Herausgekommen ist die Sonderauswertung von PISA-Daten der Jahre 2006 und 2015 für die Altersgruppe 15-jähriger Schüler. Aus gutem Grund: PISA ist die international größte Schulleistungsstudie und hat seit ihrer erstmaligen Veröffentlichung im Jahr 2000 eine breite bildungspolitische Diskussion angestoßen. Als sozial benachteiligt sehen die Autoren Kinder, die auf dem sozioökonomischen Index, gemessen am Bildungsstand und Beruf ihrer Eltern, zum untersten Viertel in ihrem Land zählen. Resilienz definieren sie zugespitzt auf die Studie als „die Fähigkeit, trotz sozialer Nachteile in allen Pisa-Testfeldern mindestens die Kompetenzstufe drei zu erreichen und damit die Voraussetzung für eine aktive gesellschaftliche Teilhabe und lebenslanges Lernen zu erwerben.“
Zunächst die harten Pisa-Fakten: Erheblich mehr Schüler aus benachteiligten Verhältnissen zeigen gegenwärtig solide Leistungen in Lesen, Mathematik und Naturwissenschaften als noch vor zehn Jahren.
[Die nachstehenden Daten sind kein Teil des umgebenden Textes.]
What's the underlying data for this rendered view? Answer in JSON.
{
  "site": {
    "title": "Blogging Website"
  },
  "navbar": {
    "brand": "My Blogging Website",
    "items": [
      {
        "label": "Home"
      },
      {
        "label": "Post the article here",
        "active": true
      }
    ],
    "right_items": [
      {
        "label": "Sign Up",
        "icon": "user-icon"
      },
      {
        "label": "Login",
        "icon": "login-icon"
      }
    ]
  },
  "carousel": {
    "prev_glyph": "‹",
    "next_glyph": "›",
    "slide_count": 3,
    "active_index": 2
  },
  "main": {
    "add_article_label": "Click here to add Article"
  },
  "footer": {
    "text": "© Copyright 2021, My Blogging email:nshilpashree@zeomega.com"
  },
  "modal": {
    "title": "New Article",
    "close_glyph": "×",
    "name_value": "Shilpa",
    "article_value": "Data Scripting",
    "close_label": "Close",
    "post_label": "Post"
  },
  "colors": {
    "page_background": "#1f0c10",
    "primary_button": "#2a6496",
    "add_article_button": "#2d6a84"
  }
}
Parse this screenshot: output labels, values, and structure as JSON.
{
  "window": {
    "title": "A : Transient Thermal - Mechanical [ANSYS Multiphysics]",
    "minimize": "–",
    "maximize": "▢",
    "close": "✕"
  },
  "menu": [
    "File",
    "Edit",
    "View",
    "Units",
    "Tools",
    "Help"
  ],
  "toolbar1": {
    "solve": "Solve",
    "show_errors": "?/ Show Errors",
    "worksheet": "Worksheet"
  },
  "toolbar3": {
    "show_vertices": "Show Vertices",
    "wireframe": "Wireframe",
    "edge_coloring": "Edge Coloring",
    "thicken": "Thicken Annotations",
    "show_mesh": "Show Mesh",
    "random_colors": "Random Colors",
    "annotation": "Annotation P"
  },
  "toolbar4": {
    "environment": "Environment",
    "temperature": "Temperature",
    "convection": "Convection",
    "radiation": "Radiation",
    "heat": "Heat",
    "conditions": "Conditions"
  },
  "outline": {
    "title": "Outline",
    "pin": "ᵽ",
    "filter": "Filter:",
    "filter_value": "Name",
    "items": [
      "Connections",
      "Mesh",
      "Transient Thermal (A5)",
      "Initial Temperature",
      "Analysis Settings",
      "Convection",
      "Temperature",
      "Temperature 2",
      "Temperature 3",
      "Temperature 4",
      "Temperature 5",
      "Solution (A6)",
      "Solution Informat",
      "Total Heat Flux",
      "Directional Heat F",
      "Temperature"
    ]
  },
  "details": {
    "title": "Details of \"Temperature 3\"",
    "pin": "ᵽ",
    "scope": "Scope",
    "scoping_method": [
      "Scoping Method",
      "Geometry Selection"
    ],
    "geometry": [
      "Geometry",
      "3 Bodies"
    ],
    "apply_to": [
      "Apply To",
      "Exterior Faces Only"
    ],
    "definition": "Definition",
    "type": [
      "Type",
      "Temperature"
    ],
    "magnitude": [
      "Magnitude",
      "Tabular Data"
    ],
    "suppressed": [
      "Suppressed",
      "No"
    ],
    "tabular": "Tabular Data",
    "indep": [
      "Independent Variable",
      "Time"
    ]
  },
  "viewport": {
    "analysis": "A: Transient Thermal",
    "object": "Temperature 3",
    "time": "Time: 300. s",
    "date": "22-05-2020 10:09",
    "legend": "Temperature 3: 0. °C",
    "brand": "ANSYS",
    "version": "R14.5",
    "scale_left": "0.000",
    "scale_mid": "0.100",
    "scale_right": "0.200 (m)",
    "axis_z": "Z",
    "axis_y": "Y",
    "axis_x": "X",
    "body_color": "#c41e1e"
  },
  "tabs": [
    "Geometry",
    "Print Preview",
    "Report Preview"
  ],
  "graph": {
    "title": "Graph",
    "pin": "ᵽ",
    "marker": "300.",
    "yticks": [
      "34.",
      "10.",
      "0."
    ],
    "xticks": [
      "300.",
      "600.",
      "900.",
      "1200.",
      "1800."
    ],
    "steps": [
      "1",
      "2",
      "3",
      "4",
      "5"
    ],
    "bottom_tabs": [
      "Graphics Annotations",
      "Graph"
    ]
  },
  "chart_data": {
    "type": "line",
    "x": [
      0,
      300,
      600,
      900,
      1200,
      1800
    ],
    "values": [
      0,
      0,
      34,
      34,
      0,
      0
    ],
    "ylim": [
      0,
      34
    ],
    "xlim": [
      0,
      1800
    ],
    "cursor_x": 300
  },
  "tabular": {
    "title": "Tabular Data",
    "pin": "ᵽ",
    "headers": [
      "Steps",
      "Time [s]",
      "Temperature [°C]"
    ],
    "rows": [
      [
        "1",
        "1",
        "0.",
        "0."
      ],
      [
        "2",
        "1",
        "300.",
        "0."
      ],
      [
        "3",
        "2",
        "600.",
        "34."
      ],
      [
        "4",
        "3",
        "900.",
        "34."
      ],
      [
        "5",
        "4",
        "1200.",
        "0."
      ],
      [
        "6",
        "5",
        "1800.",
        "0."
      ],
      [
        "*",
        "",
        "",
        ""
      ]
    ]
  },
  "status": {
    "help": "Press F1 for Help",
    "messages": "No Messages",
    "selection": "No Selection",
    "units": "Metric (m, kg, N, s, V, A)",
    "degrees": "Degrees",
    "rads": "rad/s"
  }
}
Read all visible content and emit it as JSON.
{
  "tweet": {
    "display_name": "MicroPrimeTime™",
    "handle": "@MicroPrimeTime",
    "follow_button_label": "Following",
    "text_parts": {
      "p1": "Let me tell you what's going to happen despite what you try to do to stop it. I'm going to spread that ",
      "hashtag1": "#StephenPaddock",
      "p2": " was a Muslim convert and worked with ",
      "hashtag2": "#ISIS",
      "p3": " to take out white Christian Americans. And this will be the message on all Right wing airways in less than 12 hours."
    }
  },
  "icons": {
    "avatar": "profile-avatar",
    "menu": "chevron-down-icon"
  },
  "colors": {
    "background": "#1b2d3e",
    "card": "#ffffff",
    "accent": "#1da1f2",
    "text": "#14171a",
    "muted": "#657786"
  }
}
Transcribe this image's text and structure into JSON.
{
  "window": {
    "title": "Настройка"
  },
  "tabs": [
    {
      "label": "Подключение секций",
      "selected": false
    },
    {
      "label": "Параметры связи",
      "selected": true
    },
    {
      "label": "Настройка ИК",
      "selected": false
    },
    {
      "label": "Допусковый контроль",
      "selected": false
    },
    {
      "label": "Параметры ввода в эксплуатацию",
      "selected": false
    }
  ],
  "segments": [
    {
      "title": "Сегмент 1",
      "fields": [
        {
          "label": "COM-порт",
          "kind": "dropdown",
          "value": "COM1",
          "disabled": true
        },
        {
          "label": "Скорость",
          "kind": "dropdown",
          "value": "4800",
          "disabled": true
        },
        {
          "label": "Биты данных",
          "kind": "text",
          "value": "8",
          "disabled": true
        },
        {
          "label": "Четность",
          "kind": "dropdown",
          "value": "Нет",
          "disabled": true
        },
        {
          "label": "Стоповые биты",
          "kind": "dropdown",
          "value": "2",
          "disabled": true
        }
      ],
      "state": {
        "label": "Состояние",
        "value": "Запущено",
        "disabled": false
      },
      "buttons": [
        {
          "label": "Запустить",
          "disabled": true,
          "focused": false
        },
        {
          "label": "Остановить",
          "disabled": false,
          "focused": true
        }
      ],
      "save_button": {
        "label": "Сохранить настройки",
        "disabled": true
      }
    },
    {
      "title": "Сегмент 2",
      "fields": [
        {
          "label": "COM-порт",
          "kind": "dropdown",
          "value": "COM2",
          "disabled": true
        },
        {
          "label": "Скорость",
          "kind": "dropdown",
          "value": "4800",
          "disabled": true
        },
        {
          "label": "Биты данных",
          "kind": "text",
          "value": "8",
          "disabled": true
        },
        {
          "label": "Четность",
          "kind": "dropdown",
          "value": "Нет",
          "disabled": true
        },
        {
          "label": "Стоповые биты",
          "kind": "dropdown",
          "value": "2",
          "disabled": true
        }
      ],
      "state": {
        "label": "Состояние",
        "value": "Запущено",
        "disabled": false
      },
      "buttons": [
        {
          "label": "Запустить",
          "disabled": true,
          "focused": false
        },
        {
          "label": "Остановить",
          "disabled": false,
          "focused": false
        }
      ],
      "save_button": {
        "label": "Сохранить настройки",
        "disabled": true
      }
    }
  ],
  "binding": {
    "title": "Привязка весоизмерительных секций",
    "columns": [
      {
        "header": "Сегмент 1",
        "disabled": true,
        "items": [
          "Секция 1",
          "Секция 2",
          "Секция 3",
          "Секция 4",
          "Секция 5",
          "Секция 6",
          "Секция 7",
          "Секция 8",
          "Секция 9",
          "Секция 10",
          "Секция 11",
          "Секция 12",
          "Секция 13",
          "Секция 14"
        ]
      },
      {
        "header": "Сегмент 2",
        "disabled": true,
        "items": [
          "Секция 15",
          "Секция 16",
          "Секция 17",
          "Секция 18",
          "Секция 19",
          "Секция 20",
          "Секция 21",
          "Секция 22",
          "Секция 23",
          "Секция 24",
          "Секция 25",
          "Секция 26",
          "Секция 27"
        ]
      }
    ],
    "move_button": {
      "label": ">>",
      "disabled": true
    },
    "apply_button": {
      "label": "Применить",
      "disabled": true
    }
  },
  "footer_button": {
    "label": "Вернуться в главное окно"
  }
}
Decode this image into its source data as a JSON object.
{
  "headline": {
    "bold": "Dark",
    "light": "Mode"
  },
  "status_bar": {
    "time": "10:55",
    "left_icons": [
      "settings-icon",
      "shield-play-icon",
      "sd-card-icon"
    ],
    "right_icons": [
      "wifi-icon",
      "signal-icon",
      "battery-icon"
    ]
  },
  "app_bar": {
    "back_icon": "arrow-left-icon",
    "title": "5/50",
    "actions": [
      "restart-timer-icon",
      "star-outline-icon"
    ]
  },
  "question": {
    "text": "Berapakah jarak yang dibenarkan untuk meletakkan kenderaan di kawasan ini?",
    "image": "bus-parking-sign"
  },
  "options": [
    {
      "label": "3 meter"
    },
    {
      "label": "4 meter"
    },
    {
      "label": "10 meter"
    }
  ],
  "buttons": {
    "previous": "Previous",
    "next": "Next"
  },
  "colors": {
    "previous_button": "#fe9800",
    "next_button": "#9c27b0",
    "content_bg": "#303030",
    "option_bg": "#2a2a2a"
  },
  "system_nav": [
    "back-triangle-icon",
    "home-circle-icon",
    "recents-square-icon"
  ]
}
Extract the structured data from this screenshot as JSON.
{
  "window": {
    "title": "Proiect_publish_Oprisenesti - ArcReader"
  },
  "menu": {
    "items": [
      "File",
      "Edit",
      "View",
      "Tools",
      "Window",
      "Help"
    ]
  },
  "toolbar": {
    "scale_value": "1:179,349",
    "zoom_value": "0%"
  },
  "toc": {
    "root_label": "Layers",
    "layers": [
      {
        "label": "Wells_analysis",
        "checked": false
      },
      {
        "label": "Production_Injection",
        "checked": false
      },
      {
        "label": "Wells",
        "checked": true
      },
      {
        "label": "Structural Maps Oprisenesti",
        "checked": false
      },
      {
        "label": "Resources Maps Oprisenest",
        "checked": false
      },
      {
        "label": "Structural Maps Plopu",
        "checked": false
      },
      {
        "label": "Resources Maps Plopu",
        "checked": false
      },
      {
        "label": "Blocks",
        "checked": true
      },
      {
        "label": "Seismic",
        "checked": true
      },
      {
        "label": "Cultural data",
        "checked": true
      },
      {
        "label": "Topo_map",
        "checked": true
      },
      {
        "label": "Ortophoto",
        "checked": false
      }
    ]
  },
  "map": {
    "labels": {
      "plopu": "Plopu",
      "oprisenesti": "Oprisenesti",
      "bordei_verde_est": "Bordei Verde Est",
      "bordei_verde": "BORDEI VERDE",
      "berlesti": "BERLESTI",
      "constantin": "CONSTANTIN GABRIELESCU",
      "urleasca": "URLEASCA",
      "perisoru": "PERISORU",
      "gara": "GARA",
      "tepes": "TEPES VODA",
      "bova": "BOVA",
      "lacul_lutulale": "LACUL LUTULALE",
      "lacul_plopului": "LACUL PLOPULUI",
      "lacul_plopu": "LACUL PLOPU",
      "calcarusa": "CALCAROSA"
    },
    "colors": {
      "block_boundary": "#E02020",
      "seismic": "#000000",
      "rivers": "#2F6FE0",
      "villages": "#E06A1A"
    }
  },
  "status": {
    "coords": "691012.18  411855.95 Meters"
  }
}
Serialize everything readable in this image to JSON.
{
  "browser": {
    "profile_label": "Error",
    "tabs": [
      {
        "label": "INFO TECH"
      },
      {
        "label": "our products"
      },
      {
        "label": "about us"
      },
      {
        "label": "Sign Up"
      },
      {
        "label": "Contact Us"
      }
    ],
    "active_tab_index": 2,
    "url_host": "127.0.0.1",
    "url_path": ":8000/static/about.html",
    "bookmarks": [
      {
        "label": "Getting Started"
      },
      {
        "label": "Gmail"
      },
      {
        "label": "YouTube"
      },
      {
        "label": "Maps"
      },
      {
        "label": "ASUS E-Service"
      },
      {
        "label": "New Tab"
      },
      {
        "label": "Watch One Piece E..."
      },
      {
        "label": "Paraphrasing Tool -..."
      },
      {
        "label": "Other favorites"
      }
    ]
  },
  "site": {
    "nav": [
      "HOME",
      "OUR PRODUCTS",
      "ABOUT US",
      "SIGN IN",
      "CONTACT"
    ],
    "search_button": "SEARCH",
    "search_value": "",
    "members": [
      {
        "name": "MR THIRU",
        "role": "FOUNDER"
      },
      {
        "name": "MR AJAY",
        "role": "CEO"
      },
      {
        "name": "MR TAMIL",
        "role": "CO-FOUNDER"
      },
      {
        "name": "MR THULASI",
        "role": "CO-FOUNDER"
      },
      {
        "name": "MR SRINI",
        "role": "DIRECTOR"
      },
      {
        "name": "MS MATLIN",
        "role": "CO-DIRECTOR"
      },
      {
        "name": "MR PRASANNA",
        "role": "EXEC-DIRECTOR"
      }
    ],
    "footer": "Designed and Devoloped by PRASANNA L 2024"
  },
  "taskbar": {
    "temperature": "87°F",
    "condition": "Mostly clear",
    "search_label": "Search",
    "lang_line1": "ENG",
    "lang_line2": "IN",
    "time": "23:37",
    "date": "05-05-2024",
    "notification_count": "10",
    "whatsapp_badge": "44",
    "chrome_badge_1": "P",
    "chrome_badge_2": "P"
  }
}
Der Anteil dieser Schüler ist hierzulande so stark gewachsen wie in kaum einem anderen OECD-Land: „Waren es im Jahr 2006 nur 25 Prozent, galten im Jahr 2015 schon 32,3 Prozent der sozioökonomisch benachteiligten Schülerinnen und Schüler als resilient“, bringen es die Autoren auf den Punkt.
Ein Schlüssel für jeden Lernerfolg ist ein positives Unterrichts- und Schulklima – mit dieser Einsicht dürfte die Studie niemanden überraschen. Die Frage ist nur: Was trägt dazu bei, was wirkt eher hinderlich? Hierzu wertet die Untersuchung Befragungen von Schülern und Lehrern aus. Als mehrheitlich störend werden Unaufmerksamkeit, hoher Lärmpegel im Klassenraum und Durcheinander in der Unterrichtsorganisation genannt, kurzum, ein Mangel an Lernmöglichkeiten und Selbstwirksamkeit. In einem zweiten Schritt wendet sich die Studie den positiven Faktoren für ein gedeihliches Lernklima zu:
Einen positiven Einfluss auf die Resilienz benachteiligter Schüler können auch schulische Aktivitäten außerhalb des Unterrichts haben, hebt die Studie hervor. Vor allem Ganztagsschulen seien geeignet, das Engagement von Lehrern, Schülern und Eltern zu fördern und die Zugehörigkeit zur Schule zu stärken. „Für die Resilienz ist aber auch die Öffnung der Schule in das soziale Umfeld enorm wichtig“, ergänzt Schulexperte Helmut Hochschild in einem der Studie beigefügten Interview. Schülerfirmen, Praktika und Fachleute, die sich dem Gespräch mit Schülern stellen, ermöglichen Lernerfahrungen mit Praxisbezug, jenseits von starrem curricularen Reglement und Notendruck.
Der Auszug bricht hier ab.